E pensare che nei suoi interni splendidi erano stati girati film suggestivi, quali “Balsamus” di Pupi Avati e “Enrico IV” di Marco Bellocchio.
Un paio d’anni fa, Stefanelli morì, e la situazione se è possibile precipitò.
Per problemi fra i vari eredi la Rocchetta è stata definitivamente chiusa al pubblico, e chiuse, o quasi, sono le trattative per un eventuale acquisto da parte della Provincia, che progettava di allestirvi un “Museo della Fiaba”.
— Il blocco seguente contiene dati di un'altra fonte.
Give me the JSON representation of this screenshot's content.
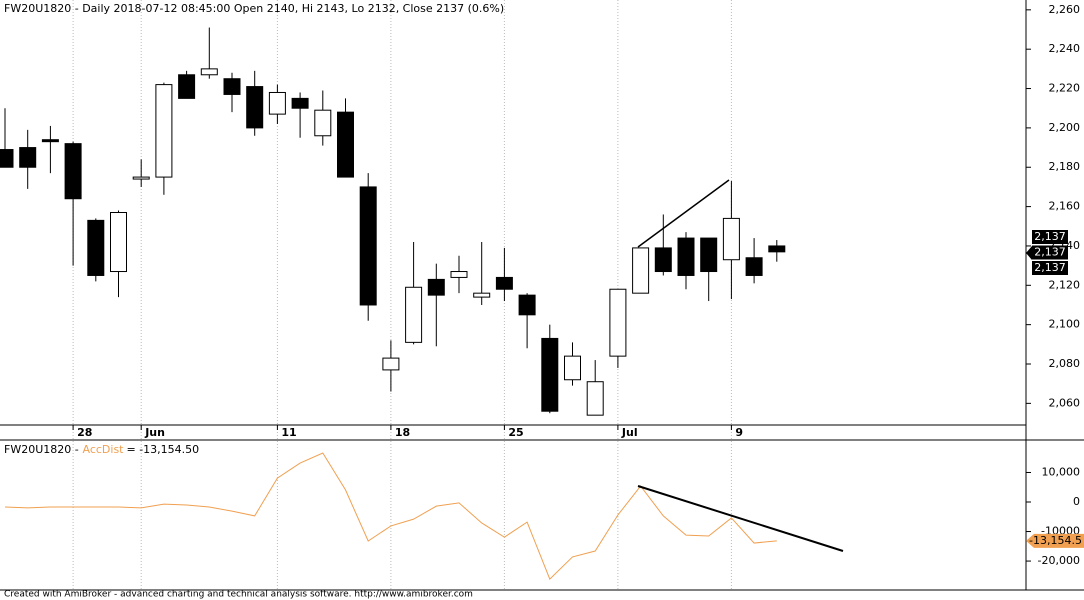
{
  "chart_data": [
    {
      "type": "candlestick",
      "title": "FW20U1820 - Daily 2018-07-12 08:45:00 Open 2140, Hi 2143, Lo 2132, Close 2137 (0.6%)",
      "categories": [
        null,
        null,
        null,
        "28",
        null,
        null,
        "Jun",
        null,
        null,
        null,
        null,
        null,
        "11",
        null,
        null,
        null,
        null,
        "18",
        null,
        null,
        null,
        null,
        "25",
        null,
        null,
        null,
        null,
        "Jul",
        null,
        null,
        null,
        null,
        "9",
        null,
        null
      ],
      "open": [
        2189,
        2190,
        2194,
        2192,
        2153,
        2127,
        2174,
        2175,
        2227,
        2227,
        2225,
        2221,
        2207,
        2215,
        2196,
        2208,
        2170,
        2077,
        2091,
        2123,
        2124,
        2114,
        2124,
        2115,
        2093,
        2072,
        2054,
        2084,
        2116,
        2139,
        2144,
        2144,
        2133,
        2134,
        2140
      ],
      "high": [
        2210,
        2199,
        2201,
        2193,
        2154,
        2158,
        2184,
        2223,
        2229,
        2251,
        2228,
        2229,
        2222,
        2218,
        2219,
        2215,
        2177,
        2092,
        2142,
        2131,
        2135,
        2142,
        2139,
        2116,
        2100,
        2091,
        2082,
        2118,
        2139,
        2156,
        2147,
        2144,
        2173,
        2144,
        2143
      ],
      "low": [
        2180,
        2169,
        2177,
        2130,
        2122,
        2114,
        2170,
        2166,
        2215,
        2225,
        2208,
        2196,
        2202,
        2195,
        2191,
        2175,
        2102,
        2066,
        2090,
        2089,
        2116,
        2110,
        2112,
        2088,
        2055,
        2069,
        2054,
        2078,
        2116,
        2125,
        2118,
        2112,
        2113,
        2121,
        2132
      ],
      "close": [
        2180,
        2180,
        2193,
        2164,
        2125,
        2157,
        2175,
        2222,
        2215,
        2230,
        2217,
        2200,
        2218,
        2210,
        2209,
        2175,
        2110,
        2083,
        2119,
        2115,
        2127,
        2116,
        2118,
        2105,
        2056,
        2084,
        2071,
        2118,
        2139,
        2127,
        2125,
        2127,
        2154,
        2125,
        2137
      ],
      "up_color": "#ffffff",
      "down_color": "#000000",
      "ylim": [
        2049,
        2265
      ],
      "yticks": [
        {
          "value": 2060,
          "label": "2,060"
        },
        {
          "value": 2080,
          "label": "2,080"
        },
        {
          "value": 2100,
          "label": "2,100"
        },
        {
          "value": 2120,
          "label": "2,120"
        },
        {
          "value": 2140,
          "label": "2,140"
        },
        {
          "value": 2160,
          "label": "2,160"
        },
        {
          "value": 2180,
          "label": "2,180"
        },
        {
          "value": 2200,
          "label": "2,200"
        },
        {
          "value": 2220,
          "label": "2,220"
        },
        {
          "value": 2240,
          "label": "2,240"
        },
        {
          "value": 2260,
          "label": "2,260"
        }
      ],
      "price_flags": [
        "2,137",
        "2,137",
        "2,137"
      ],
      "grid": true
    },
    {
      "type": "line",
      "label": "FW20U1820 -",
      "series": [
        {
          "name": "AccDist",
          "color": "#f0a050",
          "values": [
            -1700,
            -2000,
            -1700,
            -1700,
            -1700,
            -1700,
            -2000,
            -700,
            -1000,
            -1700,
            -3100,
            -4700,
            8100,
            13200,
            16600,
            4100,
            -13200,
            -8100,
            -5800,
            -1400,
            -300,
            -7100,
            -11900,
            -6800,
            -26100,
            -18600,
            -16600,
            -4400,
            5400,
            -4700,
            -11200,
            -11500,
            -5400,
            -13900,
            -13154.5
          ],
          "last_value_label": "= -13,154.50",
          "flag_label": "-13,154.5"
        }
      ],
      "ylim": [
        -29800,
        21000
      ],
      "yticks": [
        {
          "value": -20000,
          "label": "-20,000"
        },
        {
          "value": -10000,
          "label": "-10000"
        },
        0,
        {
          "value": 10000,
          "label": "10,000"
        }
      ]
    }
  ],
  "footer": "Created with AmiBroker - advanced charting and technical analysis software. http://www.amibroker.com"
}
Dunque, cari amici, non ci rimane che risvegliarci dal nostro sogno ed accorgerci così che lo scalone del “Portone di Levante” non si può più scendere da tempo immemorabile, che il parco è in completo abbandono, che le meravigliose stanze che abbiamo attraversato sono tutte vuote, i pavimenti sconnessi, i soffitti sfondati e le pareti piene di macchie di umidità e di frasi sconce. Che il soffitto policromo della “Loggia Carolina” è ora di un omogeneo colore neutro, che i meravigliosi bagni sono mucchi di macerie, che le lamine d’oro delle guglie a cipolla sono state rubate da un pezzo, che di fronte a tutto questo sfascio rimane da dire che sì, siamo nell’Appennino tosco-emiliano, che sì, purtroppo siamo in Italia.
E nonostante tutto ciò, nonostante il fatto che dove non si è accanito il tempo si è accanito l’uomo la Rocchetta continua a mantenere una grande forza, una magia: come se l’energia di Cesare Mattei fosse ancora qui, in queste sale abbandonate.
Ma allora, è proprio giusto non fare niente, restare immobili e aspettare la morte, quella definitiva, della nostra Rocchetta Mattei?